Se trata de una plaga que provoca daños al extraer savia de la planta, lo cual deriva en un debilitamiento general de la misma y como consecuencia, en una reducción de la producción.

Además, segregan melaza y en ésta aparece la “negrilla”. Sin embargo, el daño más importante que causa es debido a que son trasmisores de virus.


Cheimatobia:

Se trata de un lepidóptero que en estado de larva ocasiona daños fundamentalmente en flores y frutos.

Para el control químico de esta plaga, es conveniente realizar tratamientos con insecticidas durante primavera (la plaga se encuentra en estado de larva). Por otro lado, durante el verano, se deben realizar tratamientos en el suelo, ya que en esta época pasan a forma de pupa sobre el terreno.


Podredumbre gris

Los daños pueden aparecer en cualquier parte de la planta, pero se suelen localizar fundamentalmente en las terminaciones de los nuevos brotes y en las flores. Originan manchas de color pardo, donde se extienden rápidamente los fructificaciones del hongo.

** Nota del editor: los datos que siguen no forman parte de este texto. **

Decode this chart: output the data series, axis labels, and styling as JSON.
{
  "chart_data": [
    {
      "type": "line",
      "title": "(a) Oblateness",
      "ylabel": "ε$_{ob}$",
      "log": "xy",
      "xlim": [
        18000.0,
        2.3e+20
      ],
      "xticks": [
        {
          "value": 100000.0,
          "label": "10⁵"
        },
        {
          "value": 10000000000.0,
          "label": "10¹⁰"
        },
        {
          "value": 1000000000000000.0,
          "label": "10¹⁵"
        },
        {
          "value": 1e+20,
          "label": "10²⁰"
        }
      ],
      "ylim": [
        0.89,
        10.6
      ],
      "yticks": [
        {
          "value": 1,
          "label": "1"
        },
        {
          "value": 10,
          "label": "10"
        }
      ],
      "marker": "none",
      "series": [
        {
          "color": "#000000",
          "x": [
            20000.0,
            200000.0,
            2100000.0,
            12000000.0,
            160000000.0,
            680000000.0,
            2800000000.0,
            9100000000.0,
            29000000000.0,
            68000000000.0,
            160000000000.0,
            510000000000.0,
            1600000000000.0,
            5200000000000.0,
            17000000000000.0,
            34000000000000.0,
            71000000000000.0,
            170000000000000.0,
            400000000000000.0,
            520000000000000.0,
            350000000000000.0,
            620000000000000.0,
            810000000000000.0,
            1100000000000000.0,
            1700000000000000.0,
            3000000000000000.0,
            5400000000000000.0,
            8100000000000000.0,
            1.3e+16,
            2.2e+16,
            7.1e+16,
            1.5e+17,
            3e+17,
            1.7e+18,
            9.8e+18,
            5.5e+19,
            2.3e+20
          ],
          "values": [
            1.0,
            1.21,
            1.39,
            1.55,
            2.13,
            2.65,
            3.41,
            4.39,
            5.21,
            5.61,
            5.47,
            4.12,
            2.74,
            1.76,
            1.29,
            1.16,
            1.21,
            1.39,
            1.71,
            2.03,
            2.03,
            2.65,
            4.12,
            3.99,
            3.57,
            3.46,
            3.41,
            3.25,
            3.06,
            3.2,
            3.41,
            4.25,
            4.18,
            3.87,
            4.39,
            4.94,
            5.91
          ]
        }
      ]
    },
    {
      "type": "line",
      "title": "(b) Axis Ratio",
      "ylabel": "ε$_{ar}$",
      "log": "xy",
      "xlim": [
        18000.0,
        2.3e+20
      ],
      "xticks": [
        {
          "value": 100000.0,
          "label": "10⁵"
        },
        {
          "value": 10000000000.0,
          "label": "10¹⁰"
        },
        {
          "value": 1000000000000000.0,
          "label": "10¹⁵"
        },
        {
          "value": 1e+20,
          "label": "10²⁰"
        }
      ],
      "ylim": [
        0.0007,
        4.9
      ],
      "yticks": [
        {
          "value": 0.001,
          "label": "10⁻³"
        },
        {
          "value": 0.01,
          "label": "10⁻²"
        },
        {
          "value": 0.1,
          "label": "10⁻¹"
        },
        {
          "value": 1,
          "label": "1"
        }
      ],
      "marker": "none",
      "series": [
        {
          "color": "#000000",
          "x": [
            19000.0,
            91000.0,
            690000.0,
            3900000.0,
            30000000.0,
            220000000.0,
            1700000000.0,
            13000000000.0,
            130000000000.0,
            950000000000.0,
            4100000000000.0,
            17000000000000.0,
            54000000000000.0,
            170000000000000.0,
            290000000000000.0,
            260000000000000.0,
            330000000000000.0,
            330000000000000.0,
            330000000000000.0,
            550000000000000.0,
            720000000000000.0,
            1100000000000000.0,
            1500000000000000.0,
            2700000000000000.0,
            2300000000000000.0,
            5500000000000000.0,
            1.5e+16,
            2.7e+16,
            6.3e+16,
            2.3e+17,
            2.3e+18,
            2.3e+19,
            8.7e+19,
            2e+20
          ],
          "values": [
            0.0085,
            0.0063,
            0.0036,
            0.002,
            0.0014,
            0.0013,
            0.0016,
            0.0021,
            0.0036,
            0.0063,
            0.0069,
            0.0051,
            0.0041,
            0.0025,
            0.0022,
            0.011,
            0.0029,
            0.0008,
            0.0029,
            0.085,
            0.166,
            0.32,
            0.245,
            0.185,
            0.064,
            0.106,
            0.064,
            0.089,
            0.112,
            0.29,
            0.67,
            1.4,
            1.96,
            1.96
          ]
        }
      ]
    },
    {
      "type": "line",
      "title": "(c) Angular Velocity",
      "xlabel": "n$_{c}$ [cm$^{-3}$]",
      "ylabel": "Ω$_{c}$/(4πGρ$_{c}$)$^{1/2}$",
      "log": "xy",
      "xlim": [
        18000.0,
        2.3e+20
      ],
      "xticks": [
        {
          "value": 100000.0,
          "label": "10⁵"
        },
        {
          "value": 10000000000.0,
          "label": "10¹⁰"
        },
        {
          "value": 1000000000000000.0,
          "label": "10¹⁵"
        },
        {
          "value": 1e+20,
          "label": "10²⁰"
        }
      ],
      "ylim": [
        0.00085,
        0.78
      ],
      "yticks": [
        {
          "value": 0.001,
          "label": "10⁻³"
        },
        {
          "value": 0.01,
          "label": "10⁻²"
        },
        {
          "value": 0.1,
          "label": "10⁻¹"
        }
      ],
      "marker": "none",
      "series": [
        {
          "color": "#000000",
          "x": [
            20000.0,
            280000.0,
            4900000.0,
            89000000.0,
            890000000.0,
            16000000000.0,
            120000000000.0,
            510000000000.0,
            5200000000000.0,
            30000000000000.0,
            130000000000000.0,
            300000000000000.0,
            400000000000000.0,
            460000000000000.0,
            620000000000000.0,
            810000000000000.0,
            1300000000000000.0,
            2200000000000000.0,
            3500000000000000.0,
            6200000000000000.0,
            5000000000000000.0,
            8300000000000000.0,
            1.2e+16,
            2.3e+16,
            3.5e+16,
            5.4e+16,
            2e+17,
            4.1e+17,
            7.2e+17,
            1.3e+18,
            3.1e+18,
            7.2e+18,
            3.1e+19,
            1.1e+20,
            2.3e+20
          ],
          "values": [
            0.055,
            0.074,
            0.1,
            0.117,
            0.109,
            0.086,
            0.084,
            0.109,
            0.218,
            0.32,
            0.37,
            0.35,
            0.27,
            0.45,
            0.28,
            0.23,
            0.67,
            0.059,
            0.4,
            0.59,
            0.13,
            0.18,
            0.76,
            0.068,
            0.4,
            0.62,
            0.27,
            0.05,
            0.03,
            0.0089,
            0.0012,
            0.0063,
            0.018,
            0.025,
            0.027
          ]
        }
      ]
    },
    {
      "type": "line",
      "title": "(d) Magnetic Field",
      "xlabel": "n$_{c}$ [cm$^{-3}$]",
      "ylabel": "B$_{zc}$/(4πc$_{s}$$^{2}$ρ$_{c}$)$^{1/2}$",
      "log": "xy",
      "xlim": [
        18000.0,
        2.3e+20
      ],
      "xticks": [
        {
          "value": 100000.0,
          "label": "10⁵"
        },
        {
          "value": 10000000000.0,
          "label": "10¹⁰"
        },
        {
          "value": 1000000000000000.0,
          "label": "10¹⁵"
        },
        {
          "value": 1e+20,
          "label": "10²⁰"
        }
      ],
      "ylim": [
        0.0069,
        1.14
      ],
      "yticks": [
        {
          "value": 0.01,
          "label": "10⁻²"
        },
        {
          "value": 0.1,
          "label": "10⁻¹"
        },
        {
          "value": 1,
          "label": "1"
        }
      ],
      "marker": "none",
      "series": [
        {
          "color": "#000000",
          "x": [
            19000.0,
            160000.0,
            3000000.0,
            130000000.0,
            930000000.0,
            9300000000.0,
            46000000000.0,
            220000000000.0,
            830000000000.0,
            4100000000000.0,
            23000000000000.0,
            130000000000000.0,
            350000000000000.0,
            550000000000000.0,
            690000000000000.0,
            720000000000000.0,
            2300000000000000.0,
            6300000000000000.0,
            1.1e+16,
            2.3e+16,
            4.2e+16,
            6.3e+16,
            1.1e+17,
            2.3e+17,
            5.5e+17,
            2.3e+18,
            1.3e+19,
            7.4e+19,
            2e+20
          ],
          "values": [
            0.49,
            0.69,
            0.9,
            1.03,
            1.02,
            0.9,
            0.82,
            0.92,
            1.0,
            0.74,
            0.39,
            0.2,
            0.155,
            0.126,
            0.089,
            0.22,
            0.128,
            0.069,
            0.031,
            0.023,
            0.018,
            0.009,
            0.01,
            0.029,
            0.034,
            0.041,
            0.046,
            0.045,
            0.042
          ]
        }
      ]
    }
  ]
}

Se debe evitar el exceso de humedad, ya sea disminuyendo la dosis y frecuencia de riego, aumentando el marco de plantación o ventilando. También es conveniente retirar tejidos enfermos, cortándolos a ras de tallo utilizando siempre herramientas desinfectadas.


Antracnosis

El hongo causante de esta enfermedad suele afectar a cualquier parte aérea de la planta, ocasionando los mayores daños en los frutos. Dicho hongo se ve favorecido por la presencia de alta humedad relativa y temperatura.

Los síntomas se manifiestan generalmente cuando los frutos alcanzan la madurez. Aparecen manchas pardas ligeramente hundidas cubiertas de esporas rosadas o anaranjadas. La podredumbre progresa hasta producir la caída del fruto o su momificación en el arbusto.